MoE (Mixture of Experts)#
Complete workflow for Mixture of Experts (MoE) models using pre-quantized INT4 or NVFP4 checkpoints.
Note: For very large NVFP4 MoE checkpoints such as Nemotron Super 120B, externalize NVFP4 MoE plugin weights during export and keep the generated safetensors file with the ONNX directory.
Note: NVFP4 MoE uses separate plugins with different FC1 weight layouts:
Nvfp4MoePluginon SM100/101/110 (default) andNvFP4MoEPluginGeforceon SM120/121. SetEDGELLM_NVFP4_MOE_TARGET=sm12xbefore export for SM120/SM121 deployments; re-export if you change deployment GPU.
Prerequisites: Complete the Installation Guide before proceeding.
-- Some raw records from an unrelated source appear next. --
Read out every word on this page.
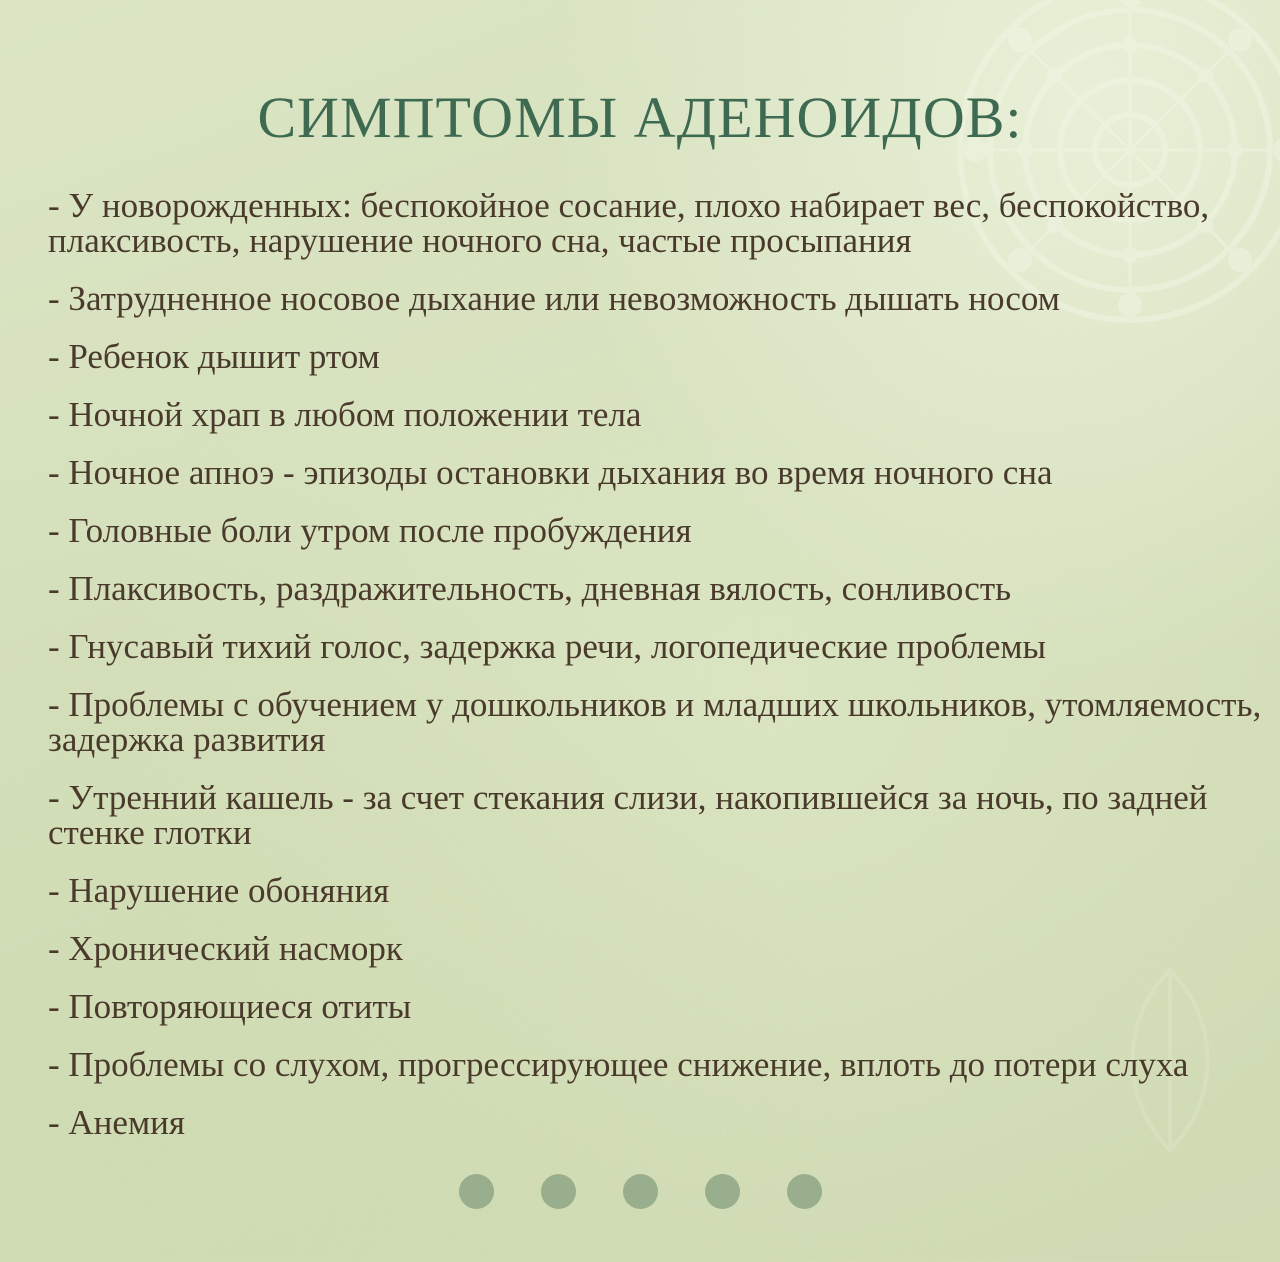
СИМПТОМЫ АДЕНОИДОВ:
- У новорожденных: беспокойное сосание, плохо набирает вес, беспокойство, плаксивость, нарушение ночного сна, частые просыпания
- Затрудненное носовое дыхание или невозможность дышать носом
- Ребенок дышит ртом
- Ночной храп в любом положении тела
- Ночное апноэ - эпизоды остановки дыхания во время ночного сна
- Головные боли утром после пробуждения
- Плаксивость, раздражительность, дневная вялость, сонливость
- Гнусавый тихий голос, задержка речи, логопедические проблемы
- Проблемы с обучением у дошкольников и младших школьников, утомляемость, задержка развития
- Утренний кашель - за счет стекания слизи, накопившейся за ночь, по задней стенке глотки
- Нарушение обоняния
- Хронический насморк
- Повторяющиеся отиты
- Проблемы со слухом, прогрессирующее снижение, вплоть до потери слуха
- Анемия
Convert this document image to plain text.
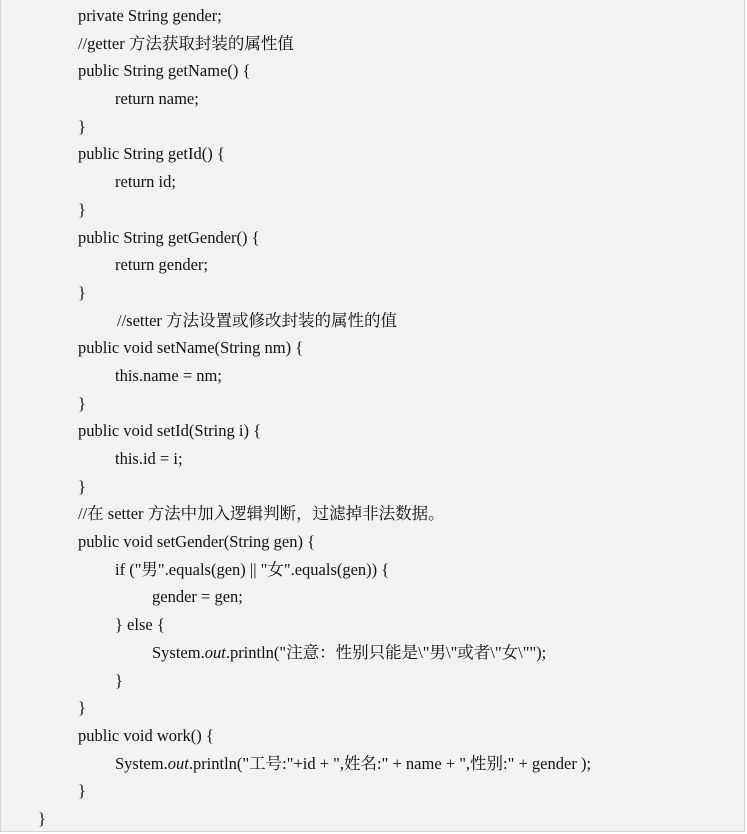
private String gender;
//getter 方法获取封装的属性值
public String getName() {
return name;
}
public String getId() {
return id;
}
public String getGender() {
return gender;
}
//setter 方法设置或修改封装的属性的值
public void setName(String nm) {
this.name = nm;
}
public void setId(String i) {
this.id = i;
}
//在 setter 方法中加入逻辑判断，过滤掉非法数据。
public void setGender(String gen) {
if ("男".equals(gen) || "女".equals(gen)) {
gender = gen;
} else {
System.out.println("注意：性别只能是\"男\"或者\"女\"");
}
}
public void work() {
System.out.println("工号:"+id + ",姓名:" + name + ",性别:" + gender );
}
}
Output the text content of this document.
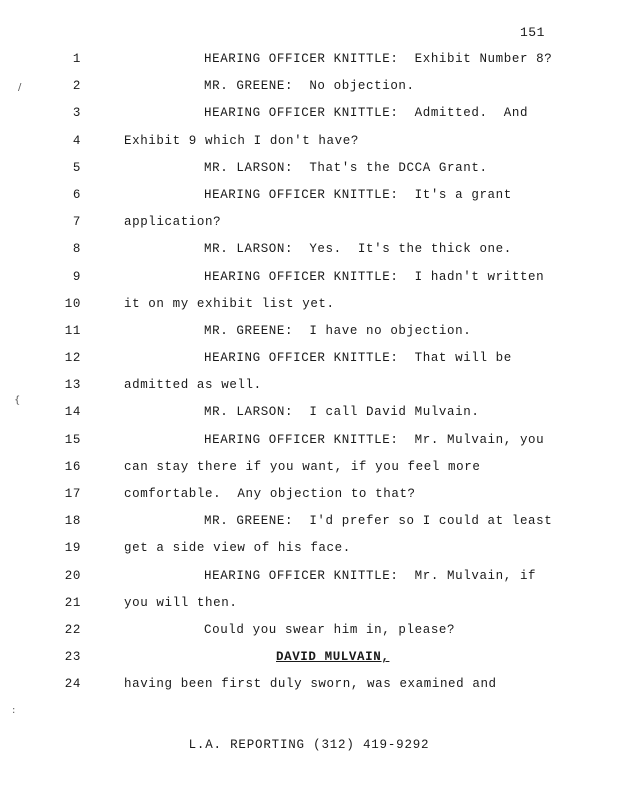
151

1

	HEARING OFFICER KNITTLE:  Exhibit Number 8?

2

	MR. GREENE:  No objection.

3

	HEARING OFFICER KNITTLE:  Admitted.  And

4

	Exhibit 9 which I don't have?

5

	MR. LARSON:  That's the DCCA Grant.

6

	HEARING OFFICER KNITTLE:  It's a grant

7

	application?

8

	MR. LARSON:  Yes.  It's the thick one.

9

	HEARING OFFICER KNITTLE:  I hadn't written

10

	it on my exhibit list yet.

11

	MR. GREENE:  I have no objection.

12

	HEARING OFFICER KNITTLE:  That will be

13

	admitted as well.

14

	MR. LARSON:  I call David Mulvain.

15

	HEARING OFFICER KNITTLE:  Mr. Mulvain, you

16

	can stay there if you want, if you feel more

17

	comfortable.  Any objection to that?

18

	MR. GREENE:  I'd prefer so I could at least

19

	get a side view of his face.

20

	HEARING OFFICER KNITTLE:  Mr. Mulvain, if

21

	you will then.

22

	Could you swear him in, please?

23

	DAVID MULVAIN,

24

	having been first duly sworn, was examined and

/
{
:
L.A. REPORTING (312) 419-9292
Step 1: Export (x86 Host, CPU-only)#
Export always runs on CPU; no GPU is required:
export WORKSPACE_DIR=$HOME/tensorrt-edgellm-workspace
export MODEL_NAME=Qwen3-30B-A3B-GPTQ-Int4
mkdir -p $WORKSPACE_DIR
cd $WORKSPACE_DIR
tensorrt-edgellm-export \
Qwen/Qwen3-30B-A3B-GPTQ-Int4 \
$MODEL_NAME/exported
mkdir -p $MODEL_NAME/onnx
cp -a $MODEL_NAME/exported/llm/. $MODEL_NAME/onnx/
For Nemotron Super 120B NVFP4, externalize the MoE plugin weights to reduce engine build memory pressure:
export WORKSPACE_DIR=$HOME/tensorrt-edgellm-workspace
export MODEL_NAME=NVIDIA-Nemotron-3-Super-120B-A12B-NVFP4
mkdir -p $WORKSPACE_DIR
cd $WORKSPACE_DIR
# For NVFP4 MoE engines on SM120/SM121, set the target before exporting:
export EDGELLM_NVFP4_MOE_TARGET=sm12x
tensorrt-edgellm-export \
nvidia/NVIDIA-Nemotron-3-Super-120B-A12B-NVFP4 \
$MODEL_NAME/exported \
--externalize-weights nvfp4_moe \
--max-kv-cache-capacity 4096
mkdir -p $MODEL_NAME/onnx
cp -a $MODEL_NAME/exported/llm/. $MODEL_NAME/onnx/
Step 2: Transfer to Device#
# Transfer ONNX to device
scp -r $MODEL_NAME/onnx \
<device_user>@<device_ip>:~/tensorrt-edgellm-workspace/$MODEL_NAME/
Step 3: Build Engine (Edge Device)#
llm_build is the same as for regular LLMs:
export WORKSPACE_DIR=$HOME/tensorrt-edgellm-workspace
export MODEL_NAME=Qwen3-30B-A3B-GPTQ-Int4
cd /path/to/TensorRT-Edge-LLM
./build/examples/llm/llm_build \
--onnxDir $WORKSPACE_DIR/$MODEL_NAME/onnx \
--engineDir $WORKSPACE_DIR/$MODEL_NAME/engines \
--maxBatchSize 1 \
--maxInputLen 3072 \
--maxKVCacheCapacity 4096
Step 4: Run Inference (Edge Device)#
llm_inference is the same as for regular LLMs:
cd /path/to/TensorRT-Edge-LLM
./build/examples/llm/llm_inference \
--engineDir $WORKSPACE_DIR/$MODEL_NAME/engines \
--inputFile $WORKSPACE_DIR/input.json \
--outputFile $WORKSPACE_DIR/output.json
MoE export uses CPU-only; build and inference use the same llm_build and llm_inference as standard LLMs.